What This Is Really About

Two things stand out here.

First, the analysis itself. When most people were just complaining that “CC feels worse,” someone took the time to pull 17,871 thinking blocks, derive precise timing, and quantify behavioral metrics. Turning intuition into data — that’s the standard to aim for.

Second, how Boris Cherny responded. He didn’t deny the problem or hide behind “our tests show no quality degradation.” He explained the reasoning behind each technical decision, acknowledged the trade-offs, and gave actionable fixes.

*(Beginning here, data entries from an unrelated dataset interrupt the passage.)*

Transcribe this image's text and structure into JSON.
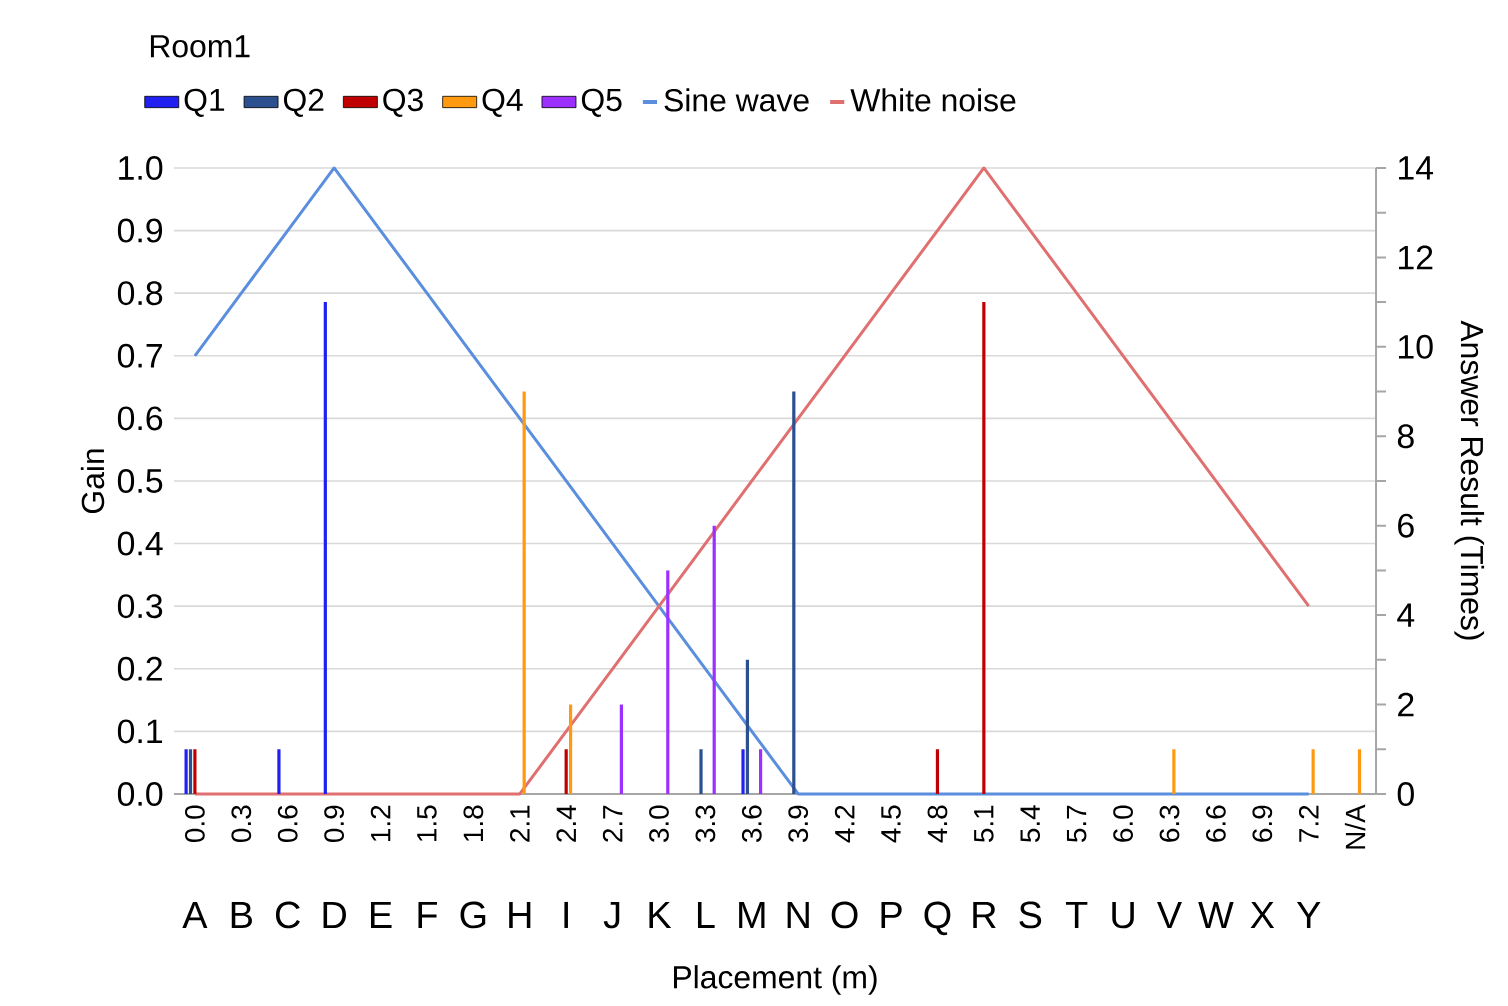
{
  "chart_data": {
    "type": "bar",
    "legend_title": "Room1",
    "xlabel": "Placement (m)",
    "ylabel": "Gain",
    "y2label": "Answer Result (Times)",
    "categories": [
      "0.0",
      "0.3",
      "0.6",
      "0.9",
      "1.2",
      "1.5",
      "1.8",
      "2.1",
      "2.4",
      "2.7",
      "3.0",
      "3.3",
      "3.6",
      "3.9",
      "4.2",
      "4.5",
      "4.8",
      "5.1",
      "5.4",
      "5.7",
      "6.0",
      "6.3",
      "6.6",
      "6.9",
      "7.2",
      "N/A"
    ],
    "series": [
      {
        "name": "Q1",
        "color": "#2020f0",
        "axis": "y2",
        "values": [
          1,
          null,
          1,
          11,
          null,
          null,
          null,
          null,
          null,
          null,
          null,
          null,
          1,
          null,
          null,
          null,
          null,
          null,
          null,
          null,
          null,
          null,
          null,
          null,
          null,
          null
        ]
      },
      {
        "name": "Q2",
        "color": "#2b4f8f",
        "axis": "y2",
        "values": [
          1,
          null,
          null,
          null,
          null,
          null,
          null,
          null,
          null,
          null,
          null,
          1,
          3,
          9,
          null,
          null,
          null,
          null,
          null,
          null,
          null,
          null,
          null,
          null,
          null,
          null
        ]
      },
      {
        "name": "Q3",
        "color": "#c00000",
        "axis": "y2",
        "values": [
          1,
          null,
          null,
          null,
          null,
          null,
          null,
          null,
          1,
          null,
          null,
          null,
          null,
          null,
          null,
          null,
          1,
          11,
          null,
          null,
          null,
          null,
          null,
          null,
          null,
          null
        ]
      },
      {
        "name": "Q4",
        "color": "#ff9a10",
        "axis": "y2",
        "values": [
          null,
          null,
          null,
          null,
          null,
          null,
          null,
          9,
          2,
          null,
          null,
          null,
          null,
          null,
          null,
          null,
          null,
          null,
          null,
          null,
          null,
          1,
          null,
          null,
          1,
          1
        ]
      },
      {
        "name": "Q5",
        "color": "#9b30ff",
        "axis": "y2",
        "values": [
          null,
          null,
          null,
          null,
          null,
          null,
          null,
          null,
          null,
          2,
          5,
          6,
          1,
          null,
          null,
          null,
          null,
          null,
          null,
          null,
          null,
          null,
          null,
          null,
          null,
          null
        ]
      },
      {
        "name": "Sine wave",
        "type": "line",
        "color": "#5b8fde",
        "values": [
          0.7,
          0.8,
          0.9,
          1.0,
          0.9,
          0.8,
          0.7,
          0.6,
          0.5,
          0.4,
          0.3,
          0.2,
          0.1,
          0.0,
          0.0,
          0.0,
          0.0,
          0.0,
          0.0,
          0.0,
          0.0,
          0.0,
          0.0,
          0.0,
          0.0,
          null
        ]
      },
      {
        "name": "White noise",
        "type": "line",
        "color": "#e07070",
        "values": [
          0.0,
          0.0,
          0.0,
          0.0,
          0.0,
          0.0,
          0.0,
          0.0,
          0.1,
          0.2,
          0.3,
          0.4,
          0.5,
          0.6,
          0.7,
          0.8,
          0.9,
          1.0,
          0.9,
          0.8,
          0.7,
          0.6,
          0.5,
          0.4,
          0.3,
          null
        ]
      }
    ],
    "ylim": [
      0,
      1
    ],
    "yticks": [
      {
        "value": 0,
        "label": "0.0"
      },
      0.1,
      0.2,
      0.3,
      0.4,
      0.5,
      0.6,
      0.7,
      0.8,
      0.9,
      {
        "value": 1,
        "label": "1.0"
      }
    ],
    "y2lim": [
      0,
      14
    ],
    "y2ticks": [
      0,
      {
        "value": 1,
        "label": null
      },
      2,
      {
        "value": 3,
        "label": null
      },
      4,
      {
        "value": 5,
        "label": null
      },
      6,
      {
        "value": 7,
        "label": null
      },
      8,
      {
        "value": 9,
        "label": null
      },
      10,
      {
        "value": 11,
        "label": null
      },
      12,
      {
        "value": 13,
        "label": null
      },
      14
    ],
    "grid": "y",
    "legend": "top left",
    "annotations": [
      "A",
      "B",
      "C",
      "D",
      "E",
      "F",
      "G",
      "H",
      "I",
      "J",
      "K",
      "L",
      "M",
      "N",
      "O",
      "P",
      "Q",
      "R",
      "S",
      "T",
      "U",
      "V",
      "W",
      "X",
      "Y"
    ]
  }
}
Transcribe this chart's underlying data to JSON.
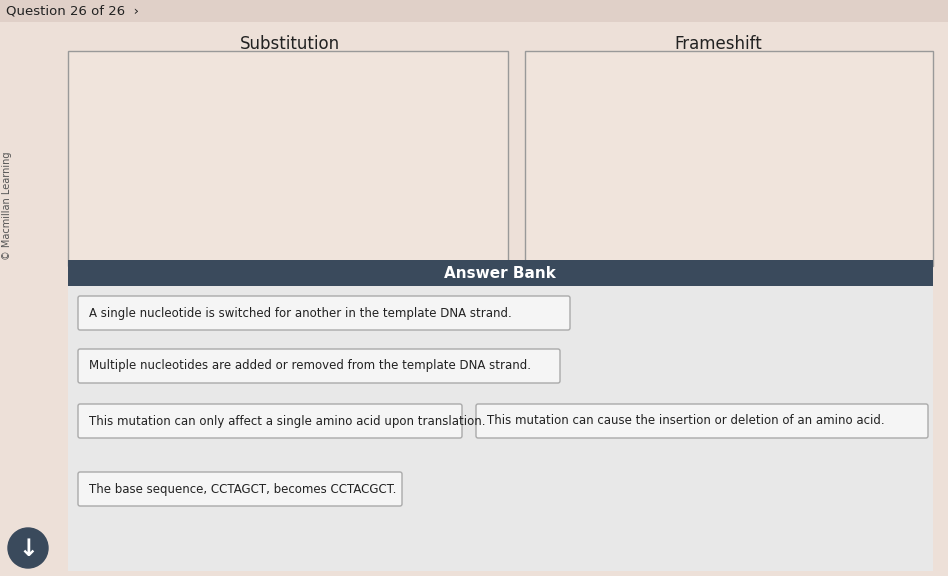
{
  "title_text": "Question 26 of 26  ›",
  "col1_header": "Substitution",
  "col2_header": "Frameshift",
  "answer_bank_label": "Answer Bank",
  "answer_items": [
    {
      "text": "A single nucleotide is switched for another in the template DNA strand."
    },
    {
      "text": "Multiple nucleotides are added or removed from the template DNA strand."
    },
    {
      "text": "This mutation can only affect a single amino acid upon translation."
    },
    {
      "text": "This mutation can cause the insertion or deletion of an amino acid."
    },
    {
      "text": "The base sequence, CCTAGCT, becomes CCTACGCT."
    }
  ],
  "sidebar_text": "© Macmillan Learning",
  "page_bg": "#ede0d8",
  "drop_zone_bg": "#f0e4dc",
  "drop_zone_border": "#999999",
  "answer_bank_header_bg": "#3a4a5c",
  "answer_bank_content_bg": "#e8e8e8",
  "answer_item_bg": "#f5f5f5",
  "answer_item_border": "#aaaaaa",
  "header_text_color": "#ffffff",
  "col_header_color": "#222222",
  "title_color": "#222222",
  "sidebar_color": "#555555",
  "down_arrow_bg": "#3a4a5c",
  "title_bar_bg": "#e0d0c8"
}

The deeper lesson isn’t just “remember to type /effort high.”

If the work being done is genuinely complex — the kind that requires CC to read an entire codebase before touching anything — that expectation belongs in CLAUDE.md. The default settings are designed for the average user. They’re not designed for someone who needs CC to read thirty files before making a precise edit.

The tool doesn’t read minds. Tell it what you need.